O'Donnell explained that Ephron preferred that actors didn't ad-lib, instead delivering the dialog exactly as she had written it. "I had this really long two-page scene that was cut down in the movie about [Becky's husband] Rick and how we got in the car and he hit the tree," O'Donnell said. "I'm doing this whole thing, and she yells, 'Cut! It was "a tree," not "the tree."' So I tried it two more times so I could get as close as I could, and it's not that I was rewriting — it was the longest speech I had ever said in a film in my career up to that point."

"She kept saying 'Cut' when I wouldn't get it right," O'Donnell continued. "So we broke for lunch and when I came back, one of the grips had taped the whole thing on his leg, away from where she could see. I sort of looked at his leg and read it. And she said, 'Cut! That was perfect!' And what was perfect were the words that she wrote."
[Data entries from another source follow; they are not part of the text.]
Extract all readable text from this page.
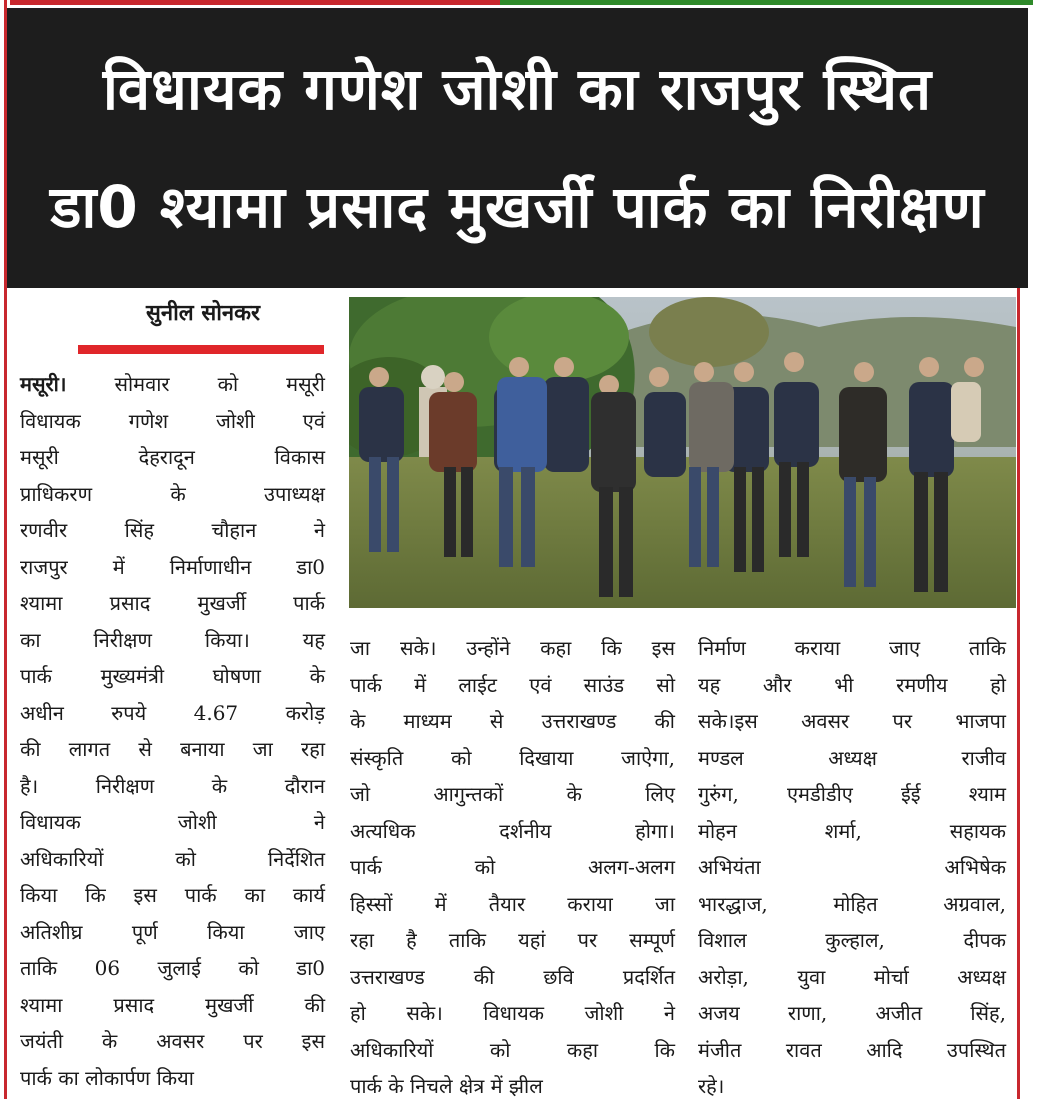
विधायक गणेश जोशी का राजपुर स्थित
डा0 श्यामा प्रसाद मुखर्जी पार्क का निरीक्षण
सुनील सोनकर
मसूरी। सोमवार को मसूरी
विधायक गणेश जोशी एवं
मसूरी देहरादून विकास
प्राधिकरण के उपाध्यक्ष
रणवीर सिंह चौहान ने
राजपुर में निर्माणाधीन डा0
श्यामा प्रसाद मुखर्जी पार्क
का निरीक्षण किया। यह
पार्क मुख्यमंत्री घोषणा के
अधीन रुपये 4.67 करोड़
की लागत से बनाया जा रहा
है। निरीक्षण के दौरान
विधायक जोशी ने
अधिकारियों को निर्देशित
किया कि इस पार्क का कार्य
अतिशीघ्र पूर्ण किया जाए
ताकि 06 जुलाई को डा0
श्यामा प्रसाद मुखर्जी की
जयंती के अवसर पर इस
पार्क का लोकार्पण किया
जा सके। उन्होंने कहा कि इस
पार्क में लाईट एवं साउंड सो
के माध्यम से उत्तराखण्ड की
संस्कृति को दिखाया जाऐगा,
जो आगुन्तकों के लिए
अत्यधिक दर्शनीय होगा।
पार्क को अलग-अलग
हिस्सों में तैयार कराया जा
रहा है ताकि यहां पर सम्पूर्ण
उत्तराखण्ड की छवि प्रदर्शित
हो सके। विधायक जोशी ने
अधिकारियों को कहा कि
पार्क के निचले क्षेत्र में झील
निर्माण कराया जाए ताकि
यह और भी रमणीय हो
सके।इस अवसर पर भाजपा
मण्डल अध्यक्ष राजीव
गुरुंग, एमडीडीए ईई श्याम
मोहन शर्मा, सहायक
अभियंता अभिषेक
भारद्धाज, मोहित अग्रवाल,
विशाल कुल्हाल, दीपक
अरोड़ा, युवा मोर्चा अध्यक्ष
अजय राणा, अजीत सिंह,
मंजीत रावत आदि उपस्थित
रहे।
"When people write and direct, it's their words. They're connected to them," O'Donnell explained, pointing out Ephron's style. "There were some performances where it was largely improvisation, like League of Their Own. The HBO one that I just did, I Know This Much Is True, we did 30 or 40 takes, some with the lines and some just made up — a different way of directing than Nora Ephron's, which was very clear and succinct and organized."